Tindakan Brugnaro melarang buku ini sesuai dengan sikap pemerintah Italia yang memberikan kebebasan kepada pemimpin wilayah untuk mengaturnya. Dia menyatakan dikutip dari nytimes, tindakan itu adalah pemenuhan janji pemilu dan tanggapan tegas terhadap arogansi budaya pemerintahan sebelumnya yang memasukkan buku-buku itu ke dalam kurikulum prasekolah tanpa berkonsultasi dengan orang tua.
"Buku-buku ini berisiko membingungkan anak-anak," ujar Brugnaro.
Sedangkan di Lithuania, beberapa buku remaja yang menampilkan pasangan sesama jenis diberi label "berbahaya" pada 2014. Penerapan ini merujuk pada Undang-Undang 2010 yang menyatakan promosi hubungan seksual atau konsepsi lain untuk mengakhiri pernikahan atau membentuk keluarga selain yang ditetapkan dalam Konstitusi atau Hukum Perdata.

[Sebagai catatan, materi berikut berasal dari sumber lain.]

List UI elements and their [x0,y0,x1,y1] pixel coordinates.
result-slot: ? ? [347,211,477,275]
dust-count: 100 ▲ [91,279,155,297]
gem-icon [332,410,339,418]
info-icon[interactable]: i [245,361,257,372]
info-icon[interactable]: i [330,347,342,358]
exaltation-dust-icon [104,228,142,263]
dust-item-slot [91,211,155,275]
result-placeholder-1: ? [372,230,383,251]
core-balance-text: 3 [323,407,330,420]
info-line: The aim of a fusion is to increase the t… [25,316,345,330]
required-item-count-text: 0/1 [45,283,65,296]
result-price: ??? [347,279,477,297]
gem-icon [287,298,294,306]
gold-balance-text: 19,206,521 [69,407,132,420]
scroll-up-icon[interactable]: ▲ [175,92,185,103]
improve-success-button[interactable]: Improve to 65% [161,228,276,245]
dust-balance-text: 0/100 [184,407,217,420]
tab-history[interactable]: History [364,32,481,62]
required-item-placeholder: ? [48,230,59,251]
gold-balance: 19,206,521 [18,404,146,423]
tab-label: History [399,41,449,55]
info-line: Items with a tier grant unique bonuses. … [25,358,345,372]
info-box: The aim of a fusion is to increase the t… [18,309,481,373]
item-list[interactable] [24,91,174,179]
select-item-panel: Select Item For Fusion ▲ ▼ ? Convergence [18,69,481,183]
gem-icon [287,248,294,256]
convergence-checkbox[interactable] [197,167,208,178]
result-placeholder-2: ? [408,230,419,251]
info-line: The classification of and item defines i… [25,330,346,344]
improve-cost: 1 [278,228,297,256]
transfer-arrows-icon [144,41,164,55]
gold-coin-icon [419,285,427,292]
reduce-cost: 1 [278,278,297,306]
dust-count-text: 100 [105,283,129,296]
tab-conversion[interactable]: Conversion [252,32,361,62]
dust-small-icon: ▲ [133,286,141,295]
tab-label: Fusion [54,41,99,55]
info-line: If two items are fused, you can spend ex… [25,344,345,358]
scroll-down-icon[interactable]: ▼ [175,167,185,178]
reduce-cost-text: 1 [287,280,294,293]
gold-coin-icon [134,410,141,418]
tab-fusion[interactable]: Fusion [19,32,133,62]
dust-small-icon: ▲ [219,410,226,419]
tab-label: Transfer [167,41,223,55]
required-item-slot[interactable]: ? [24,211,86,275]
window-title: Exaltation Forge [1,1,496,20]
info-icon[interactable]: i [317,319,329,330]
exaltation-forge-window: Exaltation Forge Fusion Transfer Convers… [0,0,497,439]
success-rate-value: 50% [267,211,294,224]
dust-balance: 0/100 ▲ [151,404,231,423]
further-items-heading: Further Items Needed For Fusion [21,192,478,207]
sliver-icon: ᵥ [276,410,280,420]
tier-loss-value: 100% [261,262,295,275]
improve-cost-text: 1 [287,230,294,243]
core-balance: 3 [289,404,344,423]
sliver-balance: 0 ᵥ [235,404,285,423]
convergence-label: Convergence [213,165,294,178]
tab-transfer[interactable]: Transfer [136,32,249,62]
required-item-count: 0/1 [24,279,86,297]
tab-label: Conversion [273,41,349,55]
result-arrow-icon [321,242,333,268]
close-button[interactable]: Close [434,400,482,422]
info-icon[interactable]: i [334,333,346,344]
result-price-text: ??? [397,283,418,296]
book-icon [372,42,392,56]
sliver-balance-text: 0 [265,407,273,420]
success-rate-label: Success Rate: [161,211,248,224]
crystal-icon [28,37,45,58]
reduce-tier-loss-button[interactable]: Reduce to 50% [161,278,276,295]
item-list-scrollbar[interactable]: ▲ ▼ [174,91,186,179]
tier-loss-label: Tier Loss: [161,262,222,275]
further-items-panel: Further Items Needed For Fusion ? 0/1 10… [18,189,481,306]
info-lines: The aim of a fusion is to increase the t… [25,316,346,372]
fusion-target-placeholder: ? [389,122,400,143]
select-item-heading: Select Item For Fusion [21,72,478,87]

Selain di Barat, beberapa negara Asia pun telah memberikan perhatian lebih untuk buku dengan tema tersebut. Dewan Perpustakaan Nasional (NLB) Singapura pada 2014 menarik buku yang menceritakan pasangan penguin jantan sesama jenis yang menetaskan telur bersama di Kebun Binatang Central Park New York.
Pemerintah Malaysia pun melarang tiga buku karena diduga mempromosikan gaya hidup LGBTQ+ pada awal 2023. Menurut keterangan Kementerian Dalam Negeri Malaysia, tujuannya adalah untuk mencegah penyebaran unsur-unsur yang merusak moralitas di masyarakat.